I tried adding --input argument then the issue bounced back to similar issue of size mismatch as mentioned in “Onnx_export.py outputs size mismatch for classification_headers.0.weight / bias errors”
But i tried to diff between labels.txt created by me and then by Pytorch, following is the output
“**diff data/face/labels.txt models/face/labels.txt **
0a1
> BACKGROUND”
As we can see there’s no difference in new line character in both the files.
current error after passing --input argument is this
"Traceback (most recent call last):
File “onnx_export.py”, line 86, in
net.load(args.input)
File “/jetson-inference/python/training/detection/ssd/vision/ssd/ssd.py”, line 135, in load
self.load_state_dict(torch.load(model, map_location=lambda storage, loc: storage))
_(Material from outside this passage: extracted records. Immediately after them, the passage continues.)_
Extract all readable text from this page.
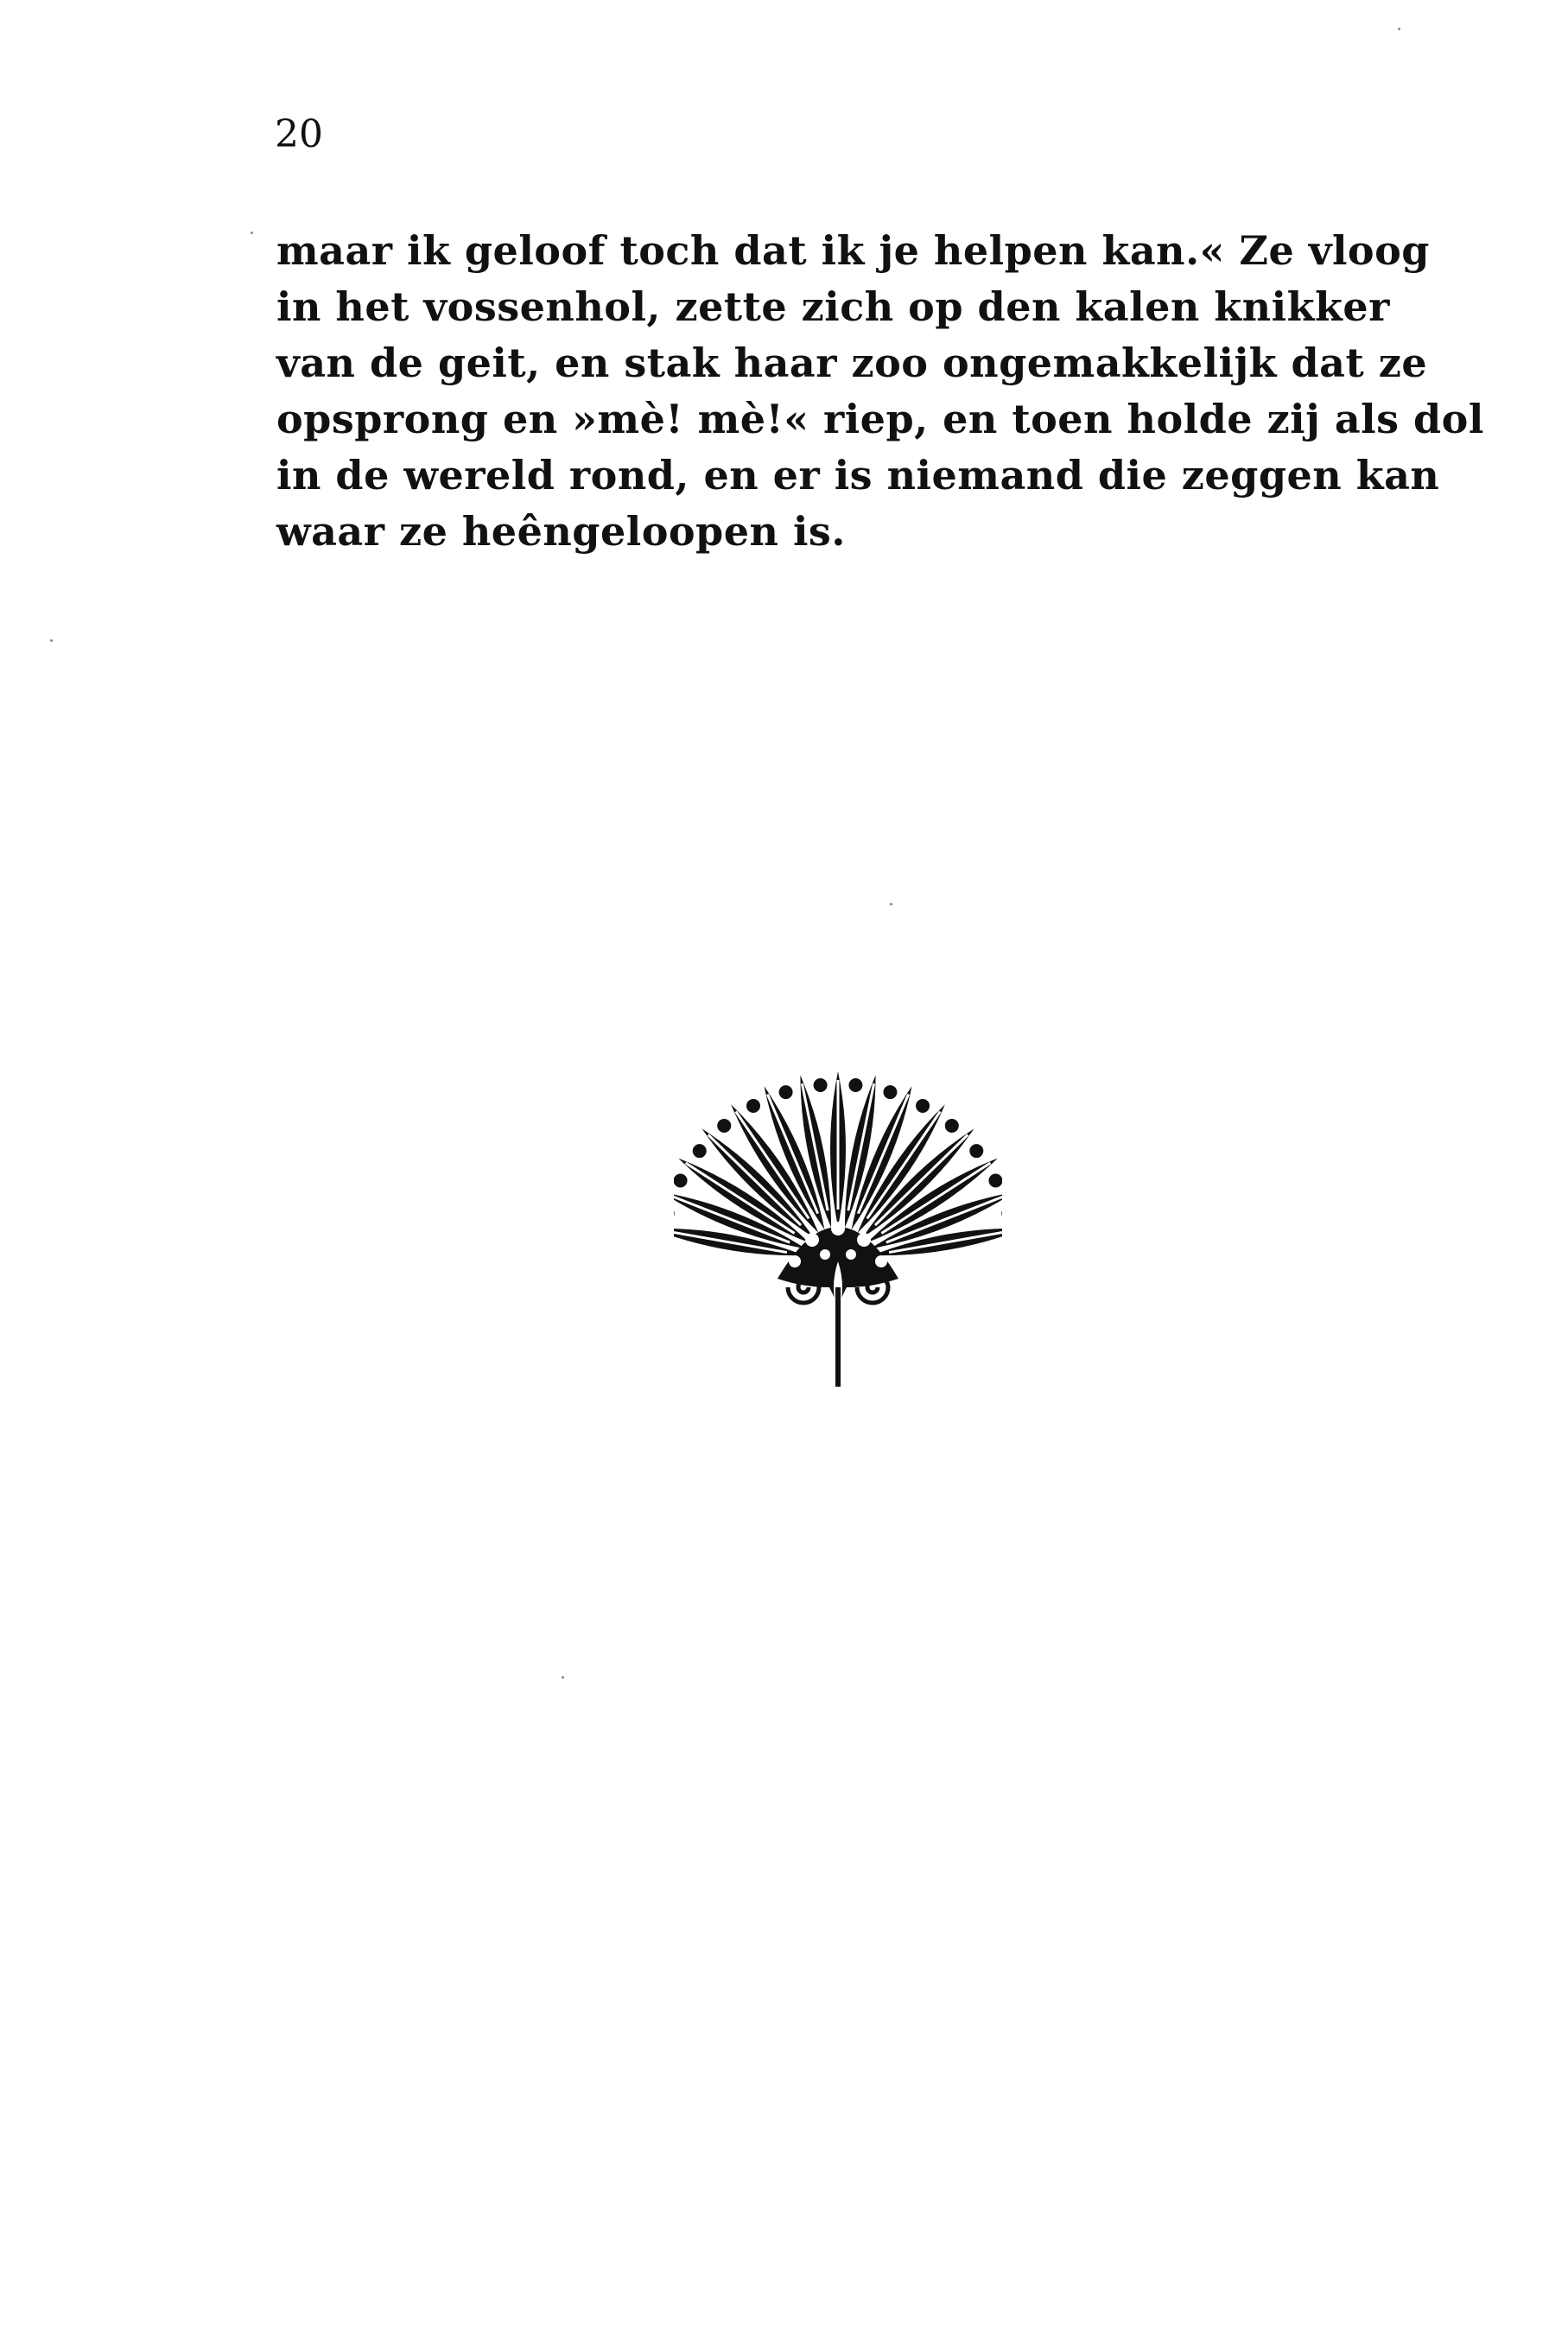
20
maar ik geloof toch dat ik je helpen kan.« Ze vloog
in het vossenhol, zette zich op den kalen knikker
van de geit, en stak haar zoo ongemakkelijk dat ze
opsprong en »mè! mè!« riep, en toen holde zij als dol
in de wereld rond, en er is niemand die zeggen kan
waar ze heêngeloopen is.
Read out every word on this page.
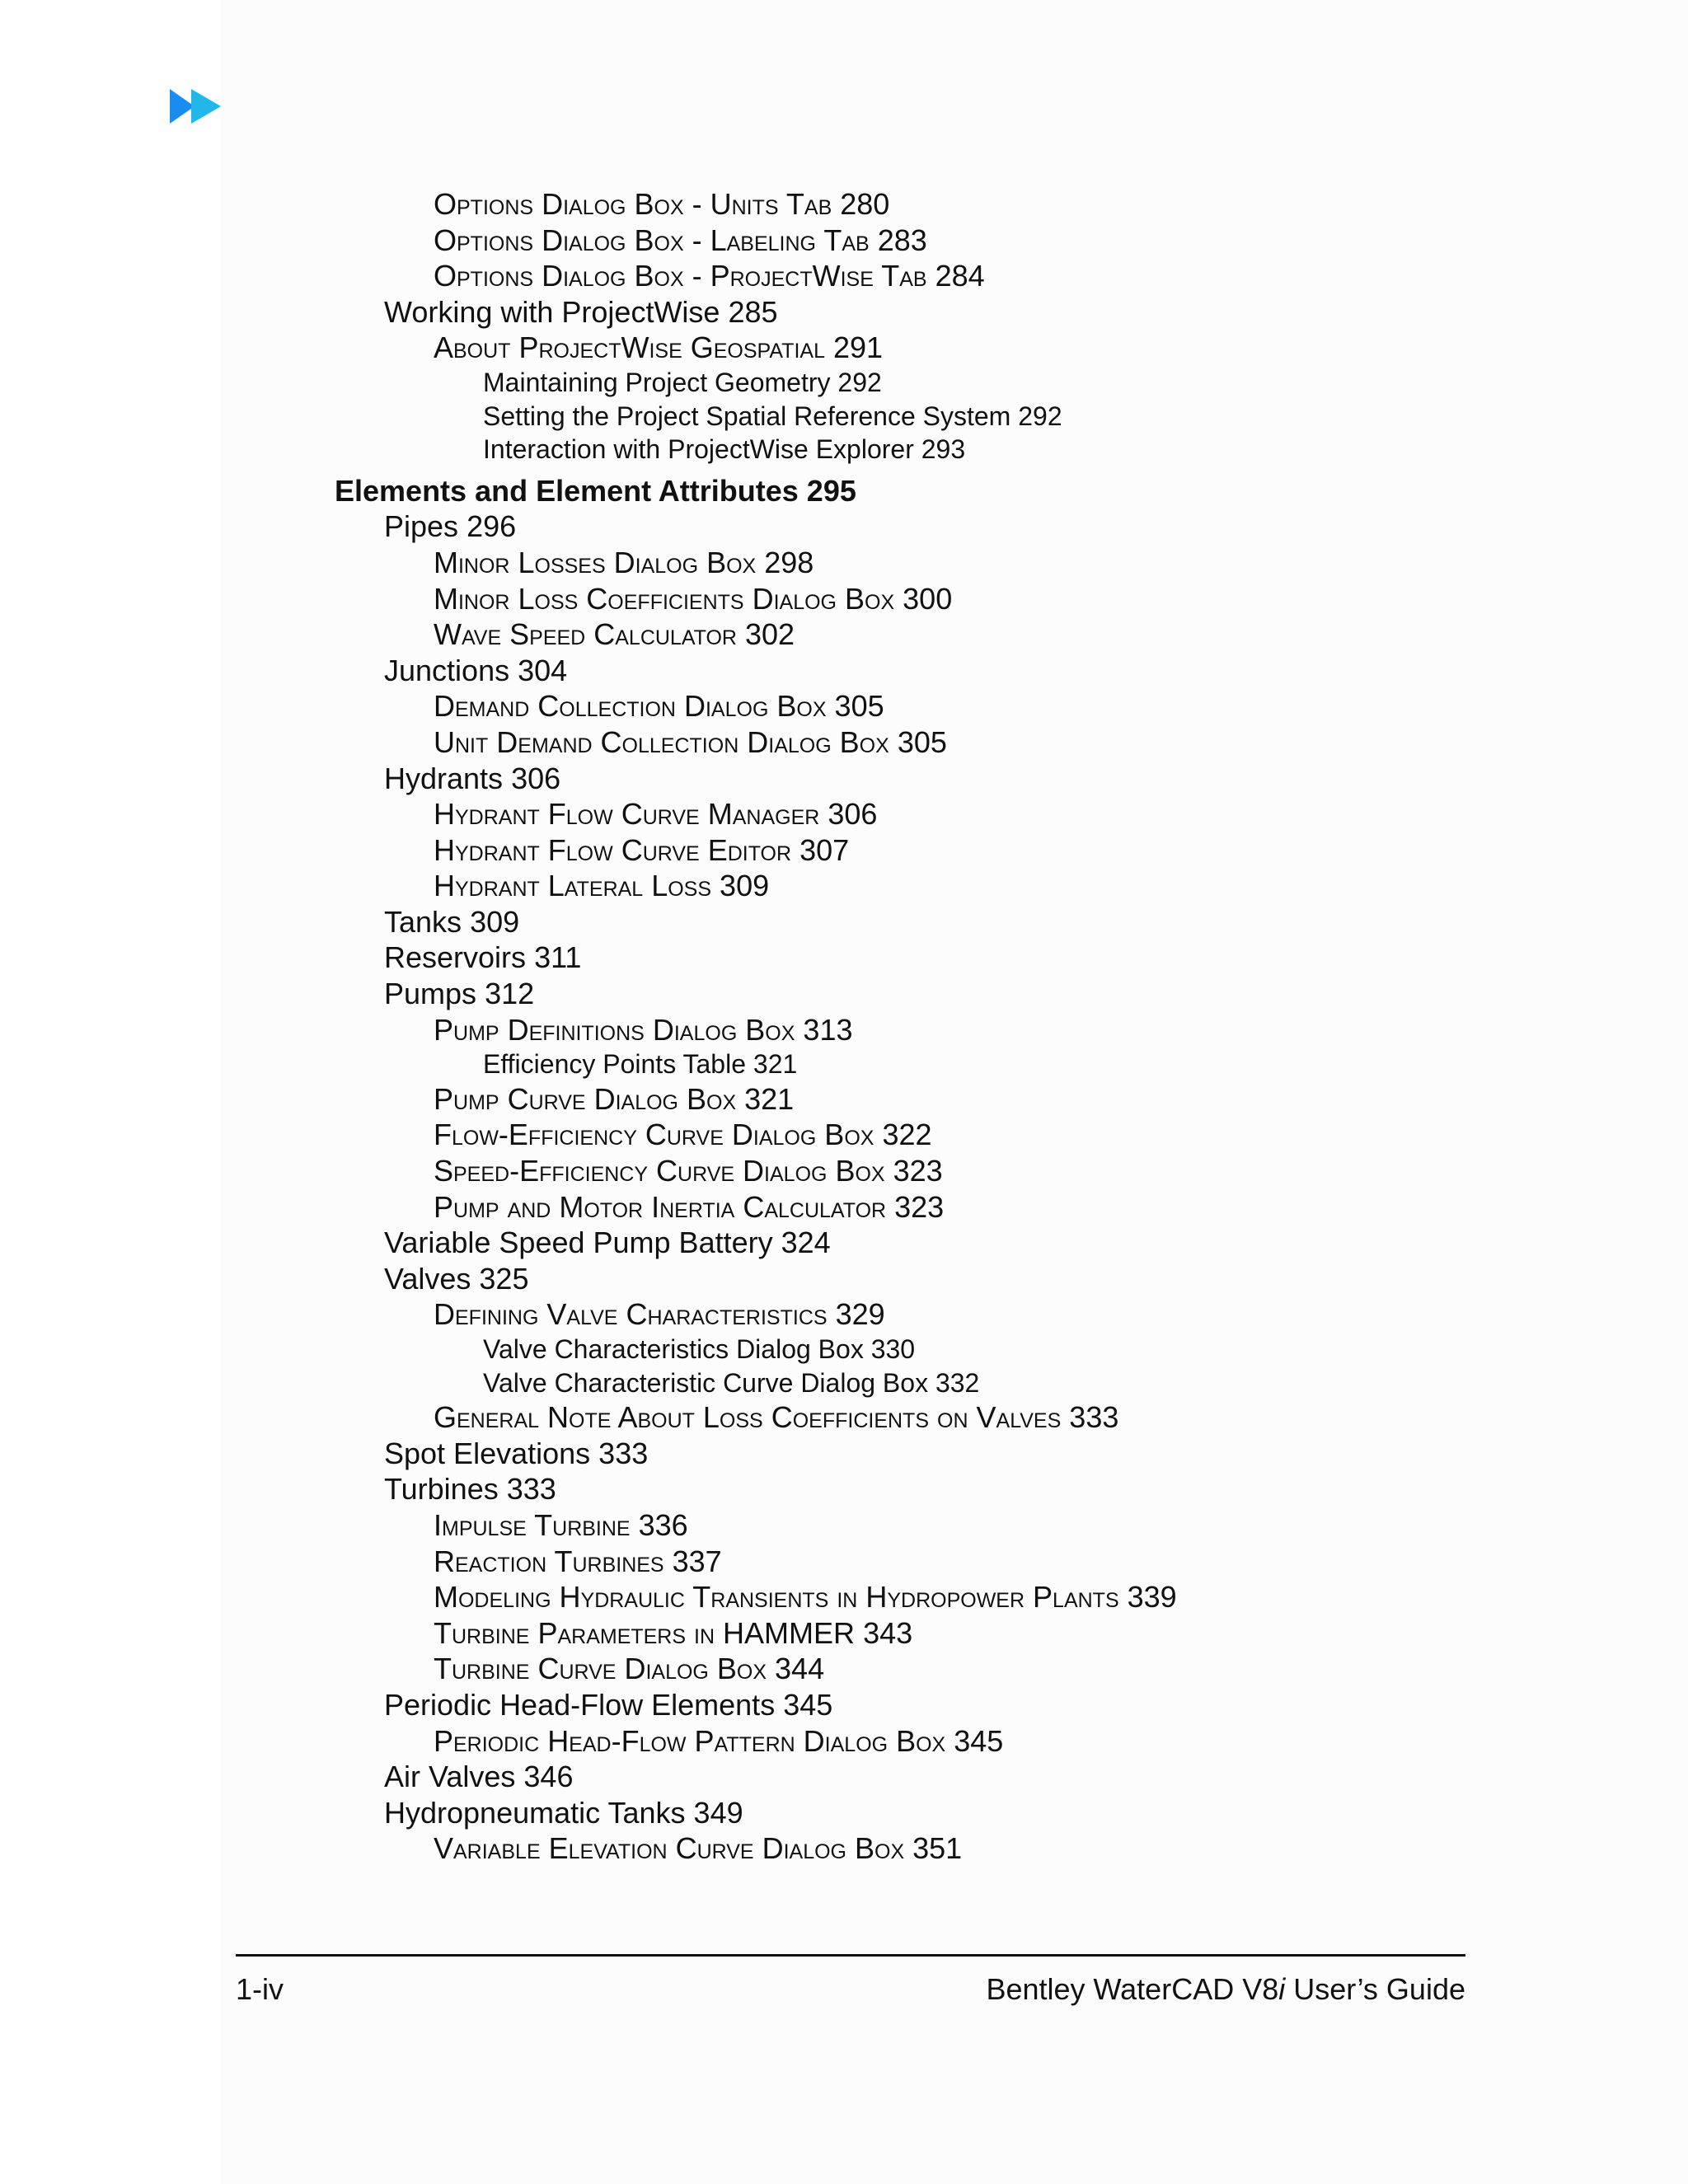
Options Dialog Box - Units Tab 280
Options Dialog Box - Labeling Tab 283
Options Dialog Box - ProjectWise Tab 284
Working with ProjectWise 285
About ProjectWise Geospatial 291
Maintaining Project Geometry 292
Setting the Project Spatial Reference System 292
Interaction with ProjectWise Explorer 293
Elements and Element Attributes 295
Pipes 296
Minor Losses Dialog Box 298
Minor Loss Coefficients Dialog Box 300
Wave Speed Calculator 302
Junctions 304
Demand Collection Dialog Box 305
Unit Demand Collection Dialog Box 305
Hydrants 306
Hydrant Flow Curve Manager 306
Hydrant Flow Curve Editor 307
Hydrant Lateral Loss 309
Tanks 309
Reservoirs 311
Pumps 312
Pump Definitions Dialog Box 313
Efficiency Points Table 321
Pump Curve Dialog Box 321
Flow-Efficiency Curve Dialog Box 322
Speed-Efficiency Curve Dialog Box 323
Pump and Motor Inertia Calculator 323
Variable Speed Pump Battery 324
Valves 325
Defining Valve Characteristics 329
Valve Characteristics Dialog Box 330
Valve Characteristic Curve Dialog Box 332
General Note About Loss Coefficients on Valves 333
Spot Elevations 333
Turbines 333
Impulse Turbine 336
Reaction Turbines 337
Modeling Hydraulic Transients in Hydropower Plants 339
Turbine Parameters in HAMMER 343
Turbine Curve Dialog Box 344
Periodic Head-Flow Elements 345
Periodic Head-Flow Pattern Dialog Box 345
Air Valves 346
Hydropneumatic Tanks 349
Variable Elevation Curve Dialog Box 351
1-iv	Bentley WaterCAD V8i User’s Guide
File “/usr/local/lib/python3.6/dist-packages/torch/nn/modules/module.py”, line 1045, in load_state_dict
self.class.name, “\n\t”.join(error_msgs)))
RuntimeError: Error(s) in loading state_dict for SSD:
size mismatch for classification_headers.0.weight: copying a param with shape torch.Size([126, 512, 3, 3]) from checkpoint, the shape in current model is torch.Size([18, 512, 3, 3]).
size mismatch for classification_headers.0.bias: copying a param with shape torch.Size([126]) from checkpoint, the shape in current model is torch.Size([18]).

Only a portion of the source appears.